重大な公衆衛生上の出来事に対応するための産物として、方艙病院の経済的利益と社会的利益は幅広い社会的な議論を引き起こしました。たとえば2022年9月、国家発展改革委員会は『2022年衛生健康分野第3次中央予算内投資計画の通知』を発行しました。この通知によると、第3次衛生健康分野の中央予算内投資総額は265.21億元です。そのうち、20の省と市と区の予算には、70の方艙病院、健康ステーションなどの隔離施設が含まれており、単一プロジェクトの資金は3000万元から5000万元で、資金の累計は27.16億元です。
中央資金が地方に届くまでには一定の時間がかかり、新型コロナウイルス感染症対策がすでに転換している場合、一部の方艙病院はちょうど申請手続きを終えたばかりでまだ着工しておらず、建設するかしないかは地方政府を困惑させています。(詳細は財新網の報道『70の隔離施設プロジェクトは中央資金27億元以上に関与 方艙病院は建設するのか、しないのか?』を参照)

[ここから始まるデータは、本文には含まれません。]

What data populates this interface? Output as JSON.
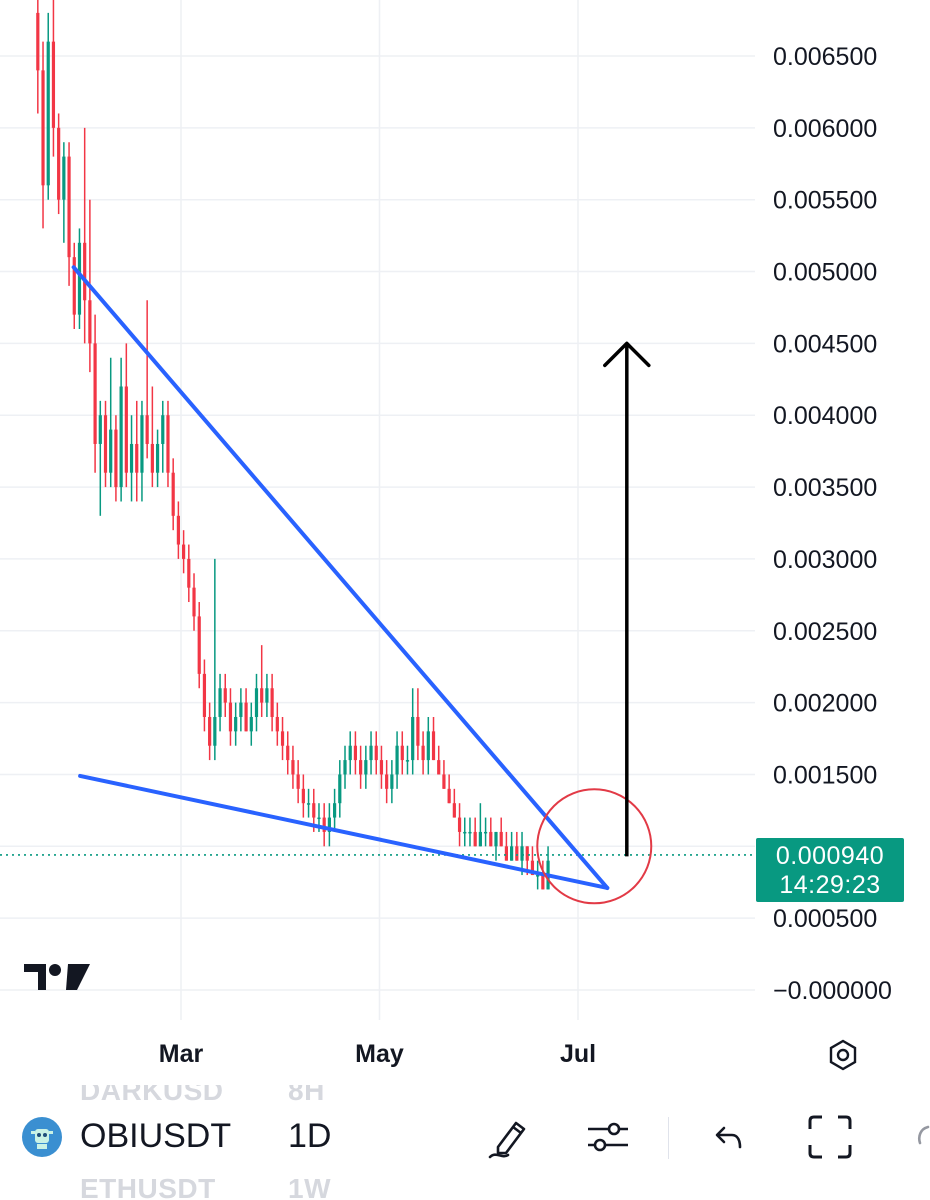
{
  "chart_data": {
    "type": "candlestick",
    "symbol": "OBIUSDT",
    "interval": "1D",
    "y_axis": {
      "ticks": [
        "0.006500",
        "0.006000",
        "0.005500",
        "0.005000",
        "0.004500",
        "0.004000",
        "0.003500",
        "0.003000",
        "0.002500",
        "0.002000",
        "0.001500",
        "0.000500",
        "−0.000000"
      ],
      "tick_values": [
        0.0065,
        0.006,
        0.0055,
        0.005,
        0.0045,
        0.004,
        0.0035,
        0.003,
        0.0025,
        0.002,
        0.0015,
        0.0005,
        0.0
      ],
      "range": [
        -0.0002,
        0.0069
      ]
    },
    "x_axis": {
      "ticks": [
        "Mar",
        "May",
        "Jul"
      ]
    },
    "grid": true,
    "last_price": "0.000940",
    "countdown": "14:29:23",
    "last_price_value": 0.00094,
    "up_color": "#089981",
    "down_color": "#f23645",
    "trendline_color": "#2962ff",
    "annotations": [
      {
        "type": "upper-trendline",
        "from": {
          "date": "Jan 27",
          "price": 0.00503
        },
        "to": {
          "date": "Jul 10",
          "price": 0.00071
        }
      },
      {
        "type": "lower-trendline",
        "from": {
          "date": "Jan 29",
          "price": 0.00149
        },
        "to": {
          "date": "Jul 10",
          "price": 0.00071
        }
      },
      {
        "type": "circle",
        "center": {
          "date": "Jul 06",
          "price": 0.001
        },
        "color": "#e23a46"
      },
      {
        "type": "arrow-up",
        "date": "Jul 16",
        "from": 0.00093,
        "to": 0.0045,
        "color": "#000000"
      }
    ],
    "candles_ohlc": [
      [
        0.0068,
        0.007,
        0.0061,
        0.0064
      ],
      [
        0.0064,
        0.0066,
        0.0053,
        0.0056
      ],
      [
        0.0056,
        0.0068,
        0.0055,
        0.0066
      ],
      [
        0.0066,
        0.007,
        0.0058,
        0.006
      ],
      [
        0.006,
        0.0061,
        0.0054,
        0.0055
      ],
      [
        0.0055,
        0.0059,
        0.0052,
        0.0058
      ],
      [
        0.0058,
        0.0059,
        0.0049,
        0.0051
      ],
      [
        0.0051,
        0.0052,
        0.0046,
        0.0047
      ],
      [
        0.0047,
        0.0053,
        0.0046,
        0.0052
      ],
      [
        0.0052,
        0.006,
        0.0045,
        0.0048
      ],
      [
        0.0048,
        0.0055,
        0.0043,
        0.0045
      ],
      [
        0.0045,
        0.0047,
        0.0036,
        0.0038
      ],
      [
        0.0038,
        0.0041,
        0.0033,
        0.004
      ],
      [
        0.004,
        0.0041,
        0.0035,
        0.0036
      ],
      [
        0.0036,
        0.0044,
        0.0035,
        0.0039
      ],
      [
        0.0039,
        0.004,
        0.0034,
        0.0035
      ],
      [
        0.0035,
        0.0044,
        0.0034,
        0.0042
      ],
      [
        0.0042,
        0.0045,
        0.0035,
        0.0036
      ],
      [
        0.0036,
        0.004,
        0.0034,
        0.0038
      ],
      [
        0.0038,
        0.0041,
        0.0034,
        0.0036
      ],
      [
        0.0036,
        0.0041,
        0.0034,
        0.004
      ],
      [
        0.004,
        0.0048,
        0.0037,
        0.0038
      ],
      [
        0.0038,
        0.0042,
        0.0035,
        0.0036
      ],
      [
        0.0036,
        0.0039,
        0.0035,
        0.0038
      ],
      [
        0.0038,
        0.0041,
        0.0036,
        0.004
      ],
      [
        0.004,
        0.0041,
        0.0035,
        0.0036
      ],
      [
        0.0036,
        0.0037,
        0.0032,
        0.0033
      ],
      [
        0.0033,
        0.0034,
        0.003,
        0.0031
      ],
      [
        0.0031,
        0.0032,
        0.0029,
        0.003
      ],
      [
        0.003,
        0.0031,
        0.0027,
        0.0028
      ],
      [
        0.0028,
        0.0029,
        0.0025,
        0.0026
      ],
      [
        0.0026,
        0.0027,
        0.0021,
        0.0022
      ],
      [
        0.0022,
        0.0023,
        0.0018,
        0.0019
      ],
      [
        0.0019,
        0.002,
        0.0016,
        0.0017
      ],
      [
        0.0017,
        0.003,
        0.0016,
        0.0019
      ],
      [
        0.0019,
        0.0022,
        0.0018,
        0.0021
      ],
      [
        0.0021,
        0.0022,
        0.0019,
        0.002
      ],
      [
        0.002,
        0.0021,
        0.0017,
        0.0018
      ],
      [
        0.0018,
        0.002,
        0.0017,
        0.0019
      ],
      [
        0.0019,
        0.0021,
        0.0018,
        0.002
      ],
      [
        0.002,
        0.0021,
        0.0018,
        0.0018
      ],
      [
        0.0018,
        0.002,
        0.0017,
        0.0019
      ],
      [
        0.0019,
        0.0022,
        0.0018,
        0.0021
      ],
      [
        0.0021,
        0.0024,
        0.0019,
        0.002
      ],
      [
        0.002,
        0.0022,
        0.0019,
        0.0021
      ],
      [
        0.0021,
        0.0022,
        0.0018,
        0.0019
      ],
      [
        0.0019,
        0.002,
        0.0017,
        0.0018
      ],
      [
        0.0018,
        0.0019,
        0.0016,
        0.0017
      ],
      [
        0.0017,
        0.0018,
        0.0015,
        0.0016
      ],
      [
        0.0016,
        0.0017,
        0.0014,
        0.0015
      ],
      [
        0.0015,
        0.0016,
        0.0013,
        0.0014
      ],
      [
        0.0014,
        0.0015,
        0.0012,
        0.0013
      ],
      [
        0.0013,
        0.0014,
        0.0012,
        0.0013
      ],
      [
        0.0013,
        0.0014,
        0.0011,
        0.0012
      ],
      [
        0.0012,
        0.0013,
        0.0011,
        0.0012
      ],
      [
        0.0012,
        0.0013,
        0.001,
        0.0011
      ],
      [
        0.0011,
        0.0013,
        0.001,
        0.0012
      ],
      [
        0.0012,
        0.0014,
        0.0011,
        0.0013
      ],
      [
        0.0013,
        0.0016,
        0.0012,
        0.0015
      ],
      [
        0.0015,
        0.0017,
        0.0014,
        0.0016
      ],
      [
        0.0016,
        0.0018,
        0.0015,
        0.0017
      ],
      [
        0.0017,
        0.0018,
        0.0015,
        0.0016
      ],
      [
        0.0016,
        0.0017,
        0.0014,
        0.0015
      ],
      [
        0.0015,
        0.0017,
        0.0014,
        0.0016
      ],
      [
        0.0016,
        0.0018,
        0.0015,
        0.0017
      ],
      [
        0.0017,
        0.0018,
        0.0015,
        0.0016
      ],
      [
        0.0016,
        0.0017,
        0.0014,
        0.0015
      ],
      [
        0.0015,
        0.0016,
        0.0013,
        0.0014
      ],
      [
        0.0014,
        0.0016,
        0.0013,
        0.0015
      ],
      [
        0.0015,
        0.0018,
        0.0014,
        0.0017
      ],
      [
        0.0017,
        0.0018,
        0.0015,
        0.0016
      ],
      [
        0.0016,
        0.0017,
        0.0015,
        0.0016
      ],
      [
        0.0016,
        0.0021,
        0.0015,
        0.0019
      ],
      [
        0.0019,
        0.0021,
        0.0016,
        0.0017
      ],
      [
        0.0017,
        0.0018,
        0.0015,
        0.0016
      ],
      [
        0.0016,
        0.0019,
        0.0015,
        0.0018
      ],
      [
        0.0018,
        0.0019,
        0.0016,
        0.0016
      ],
      [
        0.0016,
        0.0017,
        0.0015,
        0.0015
      ],
      [
        0.0015,
        0.0016,
        0.0014,
        0.0014
      ],
      [
        0.0014,
        0.0015,
        0.0013,
        0.0013
      ],
      [
        0.0013,
        0.0014,
        0.0012,
        0.0012
      ],
      [
        0.0012,
        0.0013,
        0.001,
        0.0011
      ],
      [
        0.0011,
        0.0012,
        0.001,
        0.0011
      ],
      [
        0.0011,
        0.0012,
        0.001,
        0.0011
      ],
      [
        0.0011,
        0.0012,
        0.001,
        0.001
      ],
      [
        0.001,
        0.0013,
        0.001,
        0.0011
      ],
      [
        0.0011,
        0.0012,
        0.001,
        0.0011
      ],
      [
        0.0011,
        0.0012,
        0.001,
        0.001
      ],
      [
        0.001,
        0.0011,
        0.0009,
        0.0011
      ],
      [
        0.0011,
        0.0012,
        0.001,
        0.001
      ],
      [
        0.001,
        0.0011,
        0.0009,
        0.0009
      ],
      [
        0.0009,
        0.0011,
        0.0009,
        0.001
      ],
      [
        0.001,
        0.0011,
        0.0009,
        0.0009
      ],
      [
        0.0009,
        0.0011,
        0.0008,
        0.001
      ],
      [
        0.001,
        0.001,
        0.0008,
        0.0009
      ],
      [
        0.0009,
        0.001,
        0.0008,
        0.0008
      ],
      [
        0.0008,
        0.0009,
        0.0007,
        0.0008
      ],
      [
        0.0008,
        0.0009,
        0.0007,
        0.0007
      ],
      [
        0.0007,
        0.001,
        0.0007,
        0.0009
      ]
    ]
  },
  "toolbar": {
    "symbol": "OBIUSDT",
    "interval": "1D",
    "ghost_above_symbol": "DARKUSD",
    "ghost_above_interval": "8H",
    "ghost_below_symbol": "ETHUSDT",
    "ghost_below_interval": "1W",
    "icons": [
      "draw-pen-icon",
      "indicators-sliders-icon",
      "undo-icon",
      "fullscreen-icon"
    ]
  },
  "logo": "TradingView"
}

防疫政策が調整された後、各方面は「方艙病院の再利用」問題を提起しました。2023年6月、重慶市長寿区衛生健康委員会は政治協商会議委員の提案に対し、地元はすでに方艙内の余剰医療物資、一部のインフラを統合して分配し、回収と再利用を行い、遊休と期限切れによる損傷を減らしたと回答しました。医療機能が徐々に撤退した後、地元は再び建物を活用し、工場に戻して賃貸したり、リハビリテーション、高齢者介護、漢方薬加工工場などに改築したりする計画です。

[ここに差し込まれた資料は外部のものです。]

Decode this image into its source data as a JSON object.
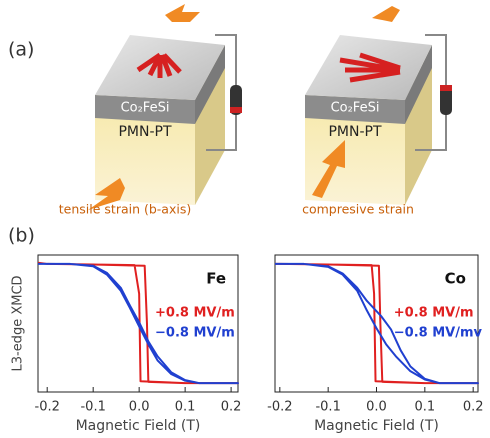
{
  "panel_a": {
    "label": "(a)",
    "left_layer": "Co₂FeSi",
    "left_substrate": "PMN-PT",
    "left_caption": "tensile strain (b-axis)",
    "right_layer": "Co₂FeSi",
    "right_substrate": "PMN-PT",
    "right_caption": "compresive strain"
  },
  "panel_b": {
    "label": "(b)"
  },
  "chart_data": [
    {
      "type": "line",
      "label": "Fe",
      "ylabel": "L3-edge XMCD",
      "xlabel": "Magnetic Field (T)",
      "xlim": [
        -0.22,
        0.215
      ],
      "ylim": [
        -1.15,
        1.15
      ],
      "xticks": [
        -0.2,
        -0.1,
        {
          "value": 0,
          "label": "0.0"
        },
        0.1,
        0.2
      ],
      "series": [
        {
          "name": "+0.8 MV/m",
          "color": "#e02020",
          "x": [
            -0.22,
            -0.2,
            -0.1,
            -0.01,
            0,
            0.003,
            0.1,
            0.2,
            0.215,
            0.2,
            0.1,
            0.02,
            0.017,
            0.012,
            -0.1,
            -0.2,
            -0.22
          ],
          "values": [
            1.02,
            1.0,
            0.99,
            0.98,
            0.5,
            -0.97,
            -1,
            -1,
            -1,
            -1,
            -1,
            -0.98,
            0,
            0.97,
            0.99,
            1.0,
            1.02
          ]
        },
        {
          "name": "−0.8 MV/m",
          "color": "#2040d0",
          "x": [
            -0.22,
            -0.15,
            -0.1,
            -0.07,
            -0.04,
            -0.02,
            0,
            0.02,
            0.04,
            0.07,
            0.1,
            0.13,
            0.215,
            0.13,
            0.1,
            0.07,
            0.04,
            0.02,
            0,
            -0.02,
            -0.04,
            -0.07,
            -0.1,
            -0.15,
            -0.22
          ],
          "values": [
            1,
            1,
            0.97,
            0.85,
            0.6,
            0.3,
            0.02,
            -0.3,
            -0.55,
            -0.82,
            -0.95,
            -1,
            -1,
            -1,
            -0.96,
            -0.85,
            -0.62,
            -0.35,
            -0.05,
            0.26,
            0.55,
            0.82,
            0.96,
            1,
            1
          ]
        }
      ]
    },
    {
      "type": "line",
      "label": "Co",
      "xlabel": "Magnetic Field (T)",
      "xlim": [
        -0.21,
        0.21
      ],
      "ylim": [
        -1.15,
        1.15
      ],
      "xticks": [
        -0.2,
        -0.1,
        {
          "value": 0,
          "label": "0.0"
        },
        0.1,
        0.2
      ],
      "series": [
        {
          "name": "+0.8 MV/m",
          "color": "#e02020",
          "x": [
            -0.21,
            -0.2,
            -0.1,
            -0.01,
            -0.005,
            -0.002,
            0.1,
            0.2,
            0.21,
            0.2,
            0.1,
            0.012,
            0.008,
            0.005,
            -0.1,
            -0.2,
            -0.21
          ],
          "values": [
            1.0,
            1.0,
            0.99,
            0.98,
            0.5,
            -0.97,
            -1,
            -1,
            -1,
            -1,
            -1,
            -0.98,
            0,
            0.97,
            0.99,
            1.0,
            1.0
          ]
        },
        {
          "name": "−0.8 MV/mv",
          "color": "#2040d0",
          "x": [
            -0.21,
            -0.15,
            -0.1,
            -0.07,
            -0.04,
            -0.02,
            0,
            0.02,
            0.04,
            0.07,
            0.1,
            0.13,
            0.21,
            0.13,
            0.1,
            0.07,
            0.05,
            0.03,
            0.01,
            -0.02,
            -0.04,
            -0.07,
            -0.1,
            -0.15,
            -0.21
          ],
          "values": [
            1,
            1,
            0.95,
            0.82,
            0.55,
            0.22,
            -0.08,
            -0.35,
            -0.55,
            -0.8,
            -0.94,
            -1,
            -1,
            -1,
            -0.93,
            -0.72,
            -0.45,
            -0.1,
            0.12,
            0.38,
            0.6,
            0.84,
            0.96,
            1,
            1
          ]
        }
      ]
    }
  ]
}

同時期に、河北省邢台市寧晋県政府は、民主進歩党邢台市委員会提案に対し、同県はかつて高齢者サービス機関に寧晋県方艙病院の視察と評価を組織させ、サービス機関は建築構造の耐震設計などの安全指標が基準に達しておらず、消防設備と高齢者向け改修の難易度が高いと判断し、この方艙病院を高齢者サービス施設に改造することを推奨しないと回答しました。寧晋県政府はまた、方艙内の医療用ベッドを定点医療機関に統一的に配置し、倉内のすべての施設物資を全面的に消毒処理し、一時的に方艙を保留すると回答しました。
2023年7月、国務院事務局は『超大都市および特別大都市の「平時と有事の二重利用」公共インフラ建設を積極的に着実に推進することに関する指導意見』を発行し、大都市は民宿、観光ホテル、医療機関、倉庫基地などの施設を建設・改修する際に、事前に公衆衛生などの緊急事態に対応する機能を組み込み、「平時と有事の二重利用」公共インフラを構築することを提案しました。

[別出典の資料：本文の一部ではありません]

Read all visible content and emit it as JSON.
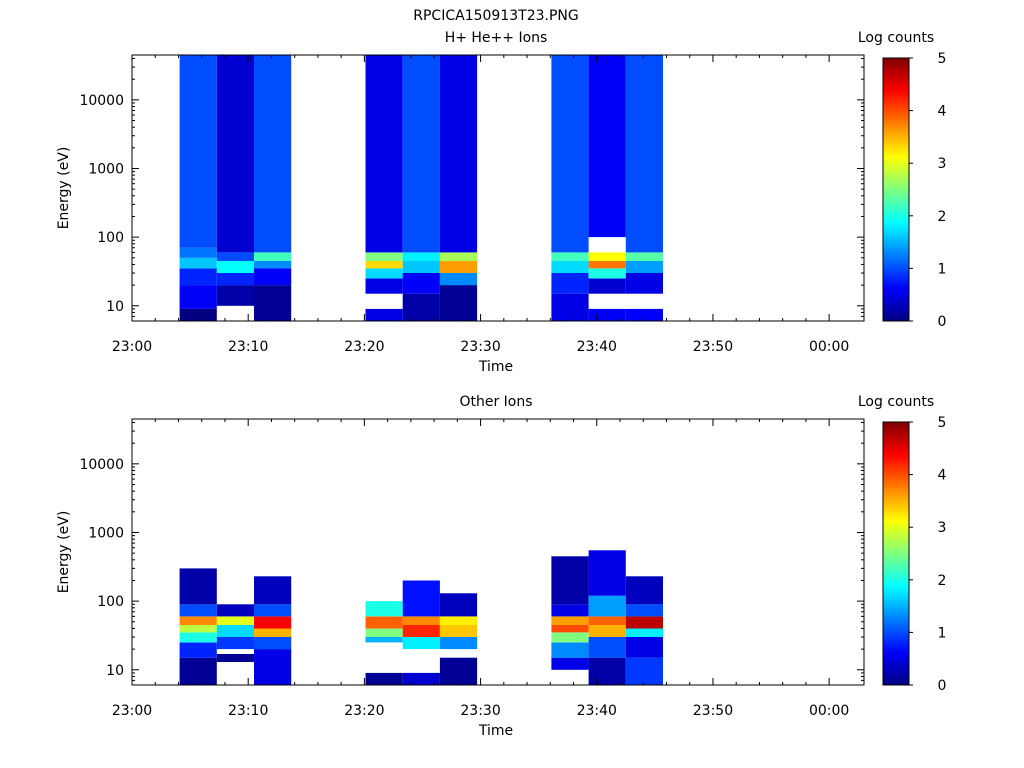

これは、新型コロナウイルス感染症対策の経験をまとめた後、政府が緊急対応能力の弱点を補い、今後発生する可能性のある公衆衛生上の出来事に対応するために講じた措置です。公開資料によると、一部の地域はアップグレードと改築を通じて、新型コロナウイルス感染症対策期間中に方艙病院として使用され、一定の条件を備えた建物を「平時と有事の二重利用」施設建設に組み込んでいます。
方艙の数は膨大であり、改造と再利用の条件は一様ではありません。本当に厄介なのは、郊外に建設された仮設建築物です。これらの建物は敷地規模が大きく、場所が遠く、設備が簡素であり、再利用には多くの客観的な困難があり、政府の意思決定能力が試されています。